How to work less: Lord Skidelsky on reducing the working week

Posted On: 
20th September 2019

The growth in productivity brought on by emerging technologies should allow working hours to fall and living standards to rise. So why are the benefits being captured largely by employers? Lord Skidelsky sets out how government can redress the balance 

Cars on the Final Assembly line, part of Jaguar Land Rover's Advanced Manufacturing Facility in Solihull, Birmingham
Matt Crossick/Matt Crossick/Empics Entertainment

My report on ‘How to Achieve a Shorter Working Week’, written with the valuable help of Rachel Kay, has just been published by the Centre for Global Studies and the Progressive Economics Forum. I wrote it at request of the Shadow Chancellor John McDonnell because working shorter hours are something I believe in. In fact, I wrote a book with my son – How Much is Enough? (2012) – which made the case for shorter working hours as part of the good life. 

The philosophy of the Report is very simple. The replacement of human effort by machine effort should enable hours of work needed to earn a living to fall, freeing up time for other things.

This process has been happening ever since the Industrial Revolution. In the mid-19th century a 60-hour work week – ten hours a day and one day off – was common. Today the full-time norm is 42.5 hours. Then, there were no paid holidays; today, all workers get at least a month off.

So the question is: why not just allow the ‘natural’ process of hours reduction to continue? Why do we need a ‘policy’ on hours? 

The answer is that the fall in hours is not ‘natural’. Since the 1980s they have stopped falling, despite the continuing advance – at least till 2008 – of productivity. Had average hours continued to fall in line with post-war productivity trends they would be at 35, not 42.5 a week. 

This highlights an important truth. Productivity growth does not cause hours of work to fall; it enables them to fall. Whether they fall or not depends on other factors.

I think it’s reasonable to assume that people haven’t been getting a lot greedier since 1980. An increase in greed could, of course, explain why hours of work have stopped falling: people would be using their higher incomes to consume more rather than cut down on their work effort.

Of course, people do want more goods and services, but in the past they have also taken advantage of productivity growth to work less. It is the weakening of push for hours’ reduction that is striking.

Historically, the push for shorter hours came from a combination of policy from above and pressure from below. The Ten Hour Act of 1847 and the Holidays With Pay Act of 1938 are examples of hours reduction through policy; in 1919-20 and again in the 1940s it was trade unions who achieved work reductions for their members as part of deals covering pay, hours and conditions of employment.

Between 1945 and 1975 the government’s part was to keep labour relatively scarce by keeping unemployment low: unemployment average less than 2%. 

This increased labour’s bargaining power, putting trade unions in a position to negotiate deals with employers to secure for workers the fruits of productivity gains in the form of higher real wages and shorter hours.

Since the 1980s these levers have been broken.
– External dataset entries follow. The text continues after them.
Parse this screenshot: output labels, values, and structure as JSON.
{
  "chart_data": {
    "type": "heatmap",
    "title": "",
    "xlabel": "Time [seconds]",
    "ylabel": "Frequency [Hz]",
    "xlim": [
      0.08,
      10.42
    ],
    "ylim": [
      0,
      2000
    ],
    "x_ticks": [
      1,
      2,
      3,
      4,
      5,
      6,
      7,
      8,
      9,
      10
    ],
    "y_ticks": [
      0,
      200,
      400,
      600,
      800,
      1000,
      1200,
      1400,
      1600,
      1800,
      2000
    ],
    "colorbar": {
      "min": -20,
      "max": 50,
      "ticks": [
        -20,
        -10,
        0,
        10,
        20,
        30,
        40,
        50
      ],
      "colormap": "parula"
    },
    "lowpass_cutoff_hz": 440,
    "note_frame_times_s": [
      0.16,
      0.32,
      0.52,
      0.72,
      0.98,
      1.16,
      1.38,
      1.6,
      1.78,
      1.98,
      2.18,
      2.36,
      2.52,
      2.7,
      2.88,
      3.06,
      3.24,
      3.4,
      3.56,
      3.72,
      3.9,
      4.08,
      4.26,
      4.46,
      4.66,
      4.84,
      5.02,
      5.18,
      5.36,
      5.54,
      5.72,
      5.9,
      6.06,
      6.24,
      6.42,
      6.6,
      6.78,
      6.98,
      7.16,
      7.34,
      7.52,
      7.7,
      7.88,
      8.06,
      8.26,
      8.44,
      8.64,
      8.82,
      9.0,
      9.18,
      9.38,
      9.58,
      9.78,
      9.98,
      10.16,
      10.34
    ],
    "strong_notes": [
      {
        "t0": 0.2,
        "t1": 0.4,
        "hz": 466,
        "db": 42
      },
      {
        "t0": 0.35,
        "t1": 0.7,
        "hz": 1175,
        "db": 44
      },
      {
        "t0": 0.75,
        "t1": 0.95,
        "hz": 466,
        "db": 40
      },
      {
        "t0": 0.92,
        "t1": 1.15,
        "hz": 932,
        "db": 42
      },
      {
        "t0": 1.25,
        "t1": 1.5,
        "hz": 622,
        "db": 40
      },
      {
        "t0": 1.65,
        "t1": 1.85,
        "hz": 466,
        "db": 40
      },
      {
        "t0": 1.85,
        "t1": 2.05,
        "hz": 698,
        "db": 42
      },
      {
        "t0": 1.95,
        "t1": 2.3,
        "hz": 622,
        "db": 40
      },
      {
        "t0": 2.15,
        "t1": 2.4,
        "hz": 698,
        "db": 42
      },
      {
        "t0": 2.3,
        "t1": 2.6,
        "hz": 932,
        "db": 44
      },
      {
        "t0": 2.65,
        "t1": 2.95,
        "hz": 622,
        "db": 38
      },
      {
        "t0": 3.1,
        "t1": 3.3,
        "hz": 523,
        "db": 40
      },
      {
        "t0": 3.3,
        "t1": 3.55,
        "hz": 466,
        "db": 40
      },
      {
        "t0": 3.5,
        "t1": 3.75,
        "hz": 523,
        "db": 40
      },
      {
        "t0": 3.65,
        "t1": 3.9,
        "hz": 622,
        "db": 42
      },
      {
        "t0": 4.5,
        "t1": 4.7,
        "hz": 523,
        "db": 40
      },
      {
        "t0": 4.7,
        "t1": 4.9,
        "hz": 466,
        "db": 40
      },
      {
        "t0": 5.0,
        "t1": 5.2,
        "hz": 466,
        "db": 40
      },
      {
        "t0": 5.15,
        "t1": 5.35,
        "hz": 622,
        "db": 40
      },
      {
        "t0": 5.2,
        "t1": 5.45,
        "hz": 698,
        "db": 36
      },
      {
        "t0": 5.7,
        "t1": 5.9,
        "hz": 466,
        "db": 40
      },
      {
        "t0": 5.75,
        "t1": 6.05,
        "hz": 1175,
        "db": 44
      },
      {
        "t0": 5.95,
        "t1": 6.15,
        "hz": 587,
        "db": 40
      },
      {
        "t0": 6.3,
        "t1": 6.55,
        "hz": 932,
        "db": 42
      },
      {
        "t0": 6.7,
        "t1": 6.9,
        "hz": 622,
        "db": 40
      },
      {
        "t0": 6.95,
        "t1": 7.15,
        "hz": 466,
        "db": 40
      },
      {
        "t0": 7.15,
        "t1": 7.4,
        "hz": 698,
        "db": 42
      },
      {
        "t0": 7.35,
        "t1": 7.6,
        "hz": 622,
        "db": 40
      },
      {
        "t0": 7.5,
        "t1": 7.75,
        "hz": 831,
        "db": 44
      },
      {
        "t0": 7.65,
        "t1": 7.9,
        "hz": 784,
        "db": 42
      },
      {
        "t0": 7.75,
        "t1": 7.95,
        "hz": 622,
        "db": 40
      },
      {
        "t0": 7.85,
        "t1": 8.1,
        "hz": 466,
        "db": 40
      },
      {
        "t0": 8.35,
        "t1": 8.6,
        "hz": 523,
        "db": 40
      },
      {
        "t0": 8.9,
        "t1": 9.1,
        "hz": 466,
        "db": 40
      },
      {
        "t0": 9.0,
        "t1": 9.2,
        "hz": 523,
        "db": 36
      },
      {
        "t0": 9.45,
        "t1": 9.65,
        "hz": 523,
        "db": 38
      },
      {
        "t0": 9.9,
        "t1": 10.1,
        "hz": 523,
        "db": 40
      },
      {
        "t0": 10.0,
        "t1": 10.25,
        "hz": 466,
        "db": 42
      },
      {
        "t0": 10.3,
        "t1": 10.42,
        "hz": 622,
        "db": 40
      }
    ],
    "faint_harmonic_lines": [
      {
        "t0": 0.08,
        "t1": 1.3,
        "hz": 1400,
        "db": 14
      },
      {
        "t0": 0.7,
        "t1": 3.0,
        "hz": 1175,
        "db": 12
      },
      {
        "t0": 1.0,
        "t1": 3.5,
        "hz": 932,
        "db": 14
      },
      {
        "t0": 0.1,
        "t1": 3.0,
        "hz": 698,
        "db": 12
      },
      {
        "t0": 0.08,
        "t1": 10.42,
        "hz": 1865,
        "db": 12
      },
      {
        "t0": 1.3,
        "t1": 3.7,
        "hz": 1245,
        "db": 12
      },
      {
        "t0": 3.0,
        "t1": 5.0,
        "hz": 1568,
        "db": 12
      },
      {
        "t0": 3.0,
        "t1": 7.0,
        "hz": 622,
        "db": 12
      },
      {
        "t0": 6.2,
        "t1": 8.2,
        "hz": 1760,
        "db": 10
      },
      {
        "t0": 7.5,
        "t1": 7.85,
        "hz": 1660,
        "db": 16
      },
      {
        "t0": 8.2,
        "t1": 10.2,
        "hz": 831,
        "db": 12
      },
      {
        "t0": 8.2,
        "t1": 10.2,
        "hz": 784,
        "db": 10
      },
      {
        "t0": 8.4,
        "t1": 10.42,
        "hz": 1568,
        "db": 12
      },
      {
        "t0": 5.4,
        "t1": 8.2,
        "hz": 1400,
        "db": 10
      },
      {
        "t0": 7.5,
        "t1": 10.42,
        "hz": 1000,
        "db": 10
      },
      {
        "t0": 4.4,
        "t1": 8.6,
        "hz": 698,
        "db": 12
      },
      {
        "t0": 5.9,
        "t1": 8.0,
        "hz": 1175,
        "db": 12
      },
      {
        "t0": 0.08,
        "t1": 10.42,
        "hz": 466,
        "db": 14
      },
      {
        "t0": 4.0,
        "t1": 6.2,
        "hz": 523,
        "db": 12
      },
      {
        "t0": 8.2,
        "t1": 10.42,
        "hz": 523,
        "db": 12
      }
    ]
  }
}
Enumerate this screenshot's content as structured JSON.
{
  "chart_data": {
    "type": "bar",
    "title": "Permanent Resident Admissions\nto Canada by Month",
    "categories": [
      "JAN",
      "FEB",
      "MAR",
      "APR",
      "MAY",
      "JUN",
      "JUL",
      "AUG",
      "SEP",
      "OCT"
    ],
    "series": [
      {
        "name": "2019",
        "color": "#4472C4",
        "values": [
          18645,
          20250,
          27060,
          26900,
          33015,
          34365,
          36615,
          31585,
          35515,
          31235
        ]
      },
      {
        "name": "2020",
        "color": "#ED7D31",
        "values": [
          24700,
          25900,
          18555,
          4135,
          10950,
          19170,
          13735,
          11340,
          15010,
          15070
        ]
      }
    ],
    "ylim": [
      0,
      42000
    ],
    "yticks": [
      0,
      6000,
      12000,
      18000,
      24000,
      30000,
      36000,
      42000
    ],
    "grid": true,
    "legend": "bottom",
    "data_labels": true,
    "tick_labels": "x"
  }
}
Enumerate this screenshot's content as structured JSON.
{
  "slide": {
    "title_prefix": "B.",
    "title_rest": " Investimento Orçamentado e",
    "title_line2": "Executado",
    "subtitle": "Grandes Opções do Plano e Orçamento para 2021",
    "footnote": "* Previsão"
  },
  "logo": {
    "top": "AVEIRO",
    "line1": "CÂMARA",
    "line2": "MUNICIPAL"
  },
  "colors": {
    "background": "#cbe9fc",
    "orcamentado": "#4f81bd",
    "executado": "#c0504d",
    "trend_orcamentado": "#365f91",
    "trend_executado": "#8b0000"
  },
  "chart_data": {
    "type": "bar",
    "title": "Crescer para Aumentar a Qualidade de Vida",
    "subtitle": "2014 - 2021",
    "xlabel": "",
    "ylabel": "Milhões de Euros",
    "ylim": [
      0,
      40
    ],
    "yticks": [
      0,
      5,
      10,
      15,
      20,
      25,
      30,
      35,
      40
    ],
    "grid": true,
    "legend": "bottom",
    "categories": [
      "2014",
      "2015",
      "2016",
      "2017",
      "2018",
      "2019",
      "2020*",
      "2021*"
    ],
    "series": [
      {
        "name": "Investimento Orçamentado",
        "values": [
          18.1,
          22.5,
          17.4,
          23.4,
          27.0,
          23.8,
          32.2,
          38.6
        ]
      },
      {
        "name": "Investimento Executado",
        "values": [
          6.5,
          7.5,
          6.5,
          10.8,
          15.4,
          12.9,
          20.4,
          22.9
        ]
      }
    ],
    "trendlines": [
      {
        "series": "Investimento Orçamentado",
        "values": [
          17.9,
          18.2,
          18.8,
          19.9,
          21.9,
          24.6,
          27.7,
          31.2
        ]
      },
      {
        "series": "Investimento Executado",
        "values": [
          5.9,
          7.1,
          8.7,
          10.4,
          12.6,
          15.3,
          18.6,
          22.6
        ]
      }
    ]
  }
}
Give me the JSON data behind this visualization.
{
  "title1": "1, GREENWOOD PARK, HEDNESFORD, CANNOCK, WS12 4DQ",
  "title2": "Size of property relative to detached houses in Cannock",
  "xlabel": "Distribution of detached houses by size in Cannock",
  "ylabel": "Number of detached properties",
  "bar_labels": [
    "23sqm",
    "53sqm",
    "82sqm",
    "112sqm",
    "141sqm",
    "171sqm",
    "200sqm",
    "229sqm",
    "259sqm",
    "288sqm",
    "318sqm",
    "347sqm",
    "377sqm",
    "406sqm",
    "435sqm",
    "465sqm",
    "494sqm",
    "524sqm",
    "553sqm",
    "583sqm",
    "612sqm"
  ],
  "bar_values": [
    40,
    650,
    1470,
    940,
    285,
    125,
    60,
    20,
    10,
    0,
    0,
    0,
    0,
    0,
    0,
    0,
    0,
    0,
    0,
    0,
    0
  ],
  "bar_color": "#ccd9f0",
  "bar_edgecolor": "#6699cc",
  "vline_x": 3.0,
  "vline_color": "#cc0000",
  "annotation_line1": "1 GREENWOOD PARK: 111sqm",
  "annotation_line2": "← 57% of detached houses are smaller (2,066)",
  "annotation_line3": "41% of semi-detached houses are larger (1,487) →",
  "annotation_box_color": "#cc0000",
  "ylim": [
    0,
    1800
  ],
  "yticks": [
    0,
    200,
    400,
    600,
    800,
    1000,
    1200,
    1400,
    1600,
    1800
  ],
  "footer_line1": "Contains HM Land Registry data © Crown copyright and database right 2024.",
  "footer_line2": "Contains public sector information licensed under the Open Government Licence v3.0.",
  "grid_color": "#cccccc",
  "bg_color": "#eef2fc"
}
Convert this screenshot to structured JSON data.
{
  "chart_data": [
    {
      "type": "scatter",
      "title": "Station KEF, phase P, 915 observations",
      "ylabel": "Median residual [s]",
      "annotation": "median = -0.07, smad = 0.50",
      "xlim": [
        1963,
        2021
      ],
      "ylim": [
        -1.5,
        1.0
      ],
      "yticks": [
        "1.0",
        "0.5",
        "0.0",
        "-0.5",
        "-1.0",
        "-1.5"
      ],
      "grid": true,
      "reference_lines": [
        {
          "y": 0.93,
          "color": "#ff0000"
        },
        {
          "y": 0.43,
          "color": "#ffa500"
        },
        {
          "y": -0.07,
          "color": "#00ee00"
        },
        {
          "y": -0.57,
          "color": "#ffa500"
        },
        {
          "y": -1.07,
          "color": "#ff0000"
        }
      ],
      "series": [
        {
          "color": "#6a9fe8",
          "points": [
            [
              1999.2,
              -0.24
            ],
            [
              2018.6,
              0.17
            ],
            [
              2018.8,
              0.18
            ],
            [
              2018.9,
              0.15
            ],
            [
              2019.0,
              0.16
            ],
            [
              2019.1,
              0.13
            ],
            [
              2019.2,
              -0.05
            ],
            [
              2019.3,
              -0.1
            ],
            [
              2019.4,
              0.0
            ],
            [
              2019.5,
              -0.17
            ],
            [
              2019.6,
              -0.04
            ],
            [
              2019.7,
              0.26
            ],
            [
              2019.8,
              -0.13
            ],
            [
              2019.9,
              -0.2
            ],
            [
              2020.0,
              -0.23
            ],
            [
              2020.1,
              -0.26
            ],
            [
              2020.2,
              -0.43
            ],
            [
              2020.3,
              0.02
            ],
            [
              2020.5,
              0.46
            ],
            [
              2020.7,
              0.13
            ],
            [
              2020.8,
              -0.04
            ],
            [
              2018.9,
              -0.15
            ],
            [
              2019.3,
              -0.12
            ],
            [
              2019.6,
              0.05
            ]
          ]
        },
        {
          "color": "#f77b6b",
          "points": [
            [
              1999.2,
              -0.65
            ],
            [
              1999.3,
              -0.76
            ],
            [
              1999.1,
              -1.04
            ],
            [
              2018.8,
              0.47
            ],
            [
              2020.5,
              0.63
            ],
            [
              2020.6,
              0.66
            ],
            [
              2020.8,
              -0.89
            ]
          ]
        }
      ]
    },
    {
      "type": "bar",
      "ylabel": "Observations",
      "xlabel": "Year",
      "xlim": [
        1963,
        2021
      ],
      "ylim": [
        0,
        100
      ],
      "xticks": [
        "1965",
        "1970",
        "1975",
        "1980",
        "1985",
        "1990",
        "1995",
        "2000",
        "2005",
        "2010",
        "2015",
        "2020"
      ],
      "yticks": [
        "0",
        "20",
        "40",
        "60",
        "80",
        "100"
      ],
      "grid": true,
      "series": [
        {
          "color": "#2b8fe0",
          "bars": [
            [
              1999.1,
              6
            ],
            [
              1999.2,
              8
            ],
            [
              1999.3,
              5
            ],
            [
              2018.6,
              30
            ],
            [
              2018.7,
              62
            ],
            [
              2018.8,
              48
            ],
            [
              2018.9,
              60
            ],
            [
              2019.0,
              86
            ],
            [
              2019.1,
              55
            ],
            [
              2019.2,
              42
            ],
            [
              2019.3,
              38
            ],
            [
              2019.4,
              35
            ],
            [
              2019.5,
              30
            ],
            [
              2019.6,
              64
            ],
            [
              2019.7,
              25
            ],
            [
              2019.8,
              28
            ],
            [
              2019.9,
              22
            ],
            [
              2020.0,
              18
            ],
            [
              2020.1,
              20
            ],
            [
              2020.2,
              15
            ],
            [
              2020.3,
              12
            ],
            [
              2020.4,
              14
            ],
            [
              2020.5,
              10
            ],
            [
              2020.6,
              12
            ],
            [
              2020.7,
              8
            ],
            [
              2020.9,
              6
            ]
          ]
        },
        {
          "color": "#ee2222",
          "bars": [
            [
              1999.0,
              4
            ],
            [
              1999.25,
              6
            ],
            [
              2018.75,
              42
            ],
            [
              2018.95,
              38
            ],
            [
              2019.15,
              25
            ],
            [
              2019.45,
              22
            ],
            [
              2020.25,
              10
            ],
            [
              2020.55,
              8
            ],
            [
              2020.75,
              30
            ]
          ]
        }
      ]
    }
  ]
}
Government has abandoned full employment policy, and union power over the wage bargain has been shattered by legislation and changes in economic structure.

As a result, the gains from productivity growth have been largely captured by employers. And this process is set to continue as automation spreads through the economy.

Intervention is needed to restart the engine of hours reduction, and to this end the Report proposes four policies:

  • Reinstatement of full employment as a goal of policy.

Reduction in hours cannot be built on cheap labour supplies. This does not mean a return to the discretionary Keynesian demand management of the 1950s and 1960s, which ran into severe problems.

The Report proposes instead a Public Job Guarantee. Put simply, the government as ‘employer’ of the last resort should guarantee a job or training to any job-seeker who cannot find work in the private sector, at a fixed hourly rate, which should not be lower than the national living wage. Among its other benefits this would make it impossible for private employers to undercut national minimum wage legislation.

For the first time since the Industrial Revolution there would no longer be a ‘reserve army’ of the unemployed and underemployed to force down wages and push up hours of work.

  • Investment in the public sector

The government should use its position as public employer to boost productivity growth in the public sector, and so be in a position to negotiate with managers and public sector unions a phased reduction of hours to 35 over ten years for all public sector workers.

  • Use of procurement policy to promote training and hours reduction in the private sector.

It is especially important to ensure that automation does not lead to ‘technological unemployment’, and multiplication of precarious, dead-end jobs.

  • Establishment of sectoral partnership forums of employers, employees, unions, and governments to fill the vacuum left by the demise of collective bargaining

Because the Report rejects the French approach of a 35-hour cap on working hours for all workers, some commentators have concluded that it is somehow against shorter working hours. This is completely wrong. The rejection of ‘one size-fit all’ legislation was for good reason: the single size does not fit all heads, and the French law has been discredited through having to concede too many exceptions and loopholes.

The Report is passionately in favour of people having to work less than now, without loss of pay. It says that automation makes this possible. It proposes feasible methods of getting there. It can be taken up by any political party.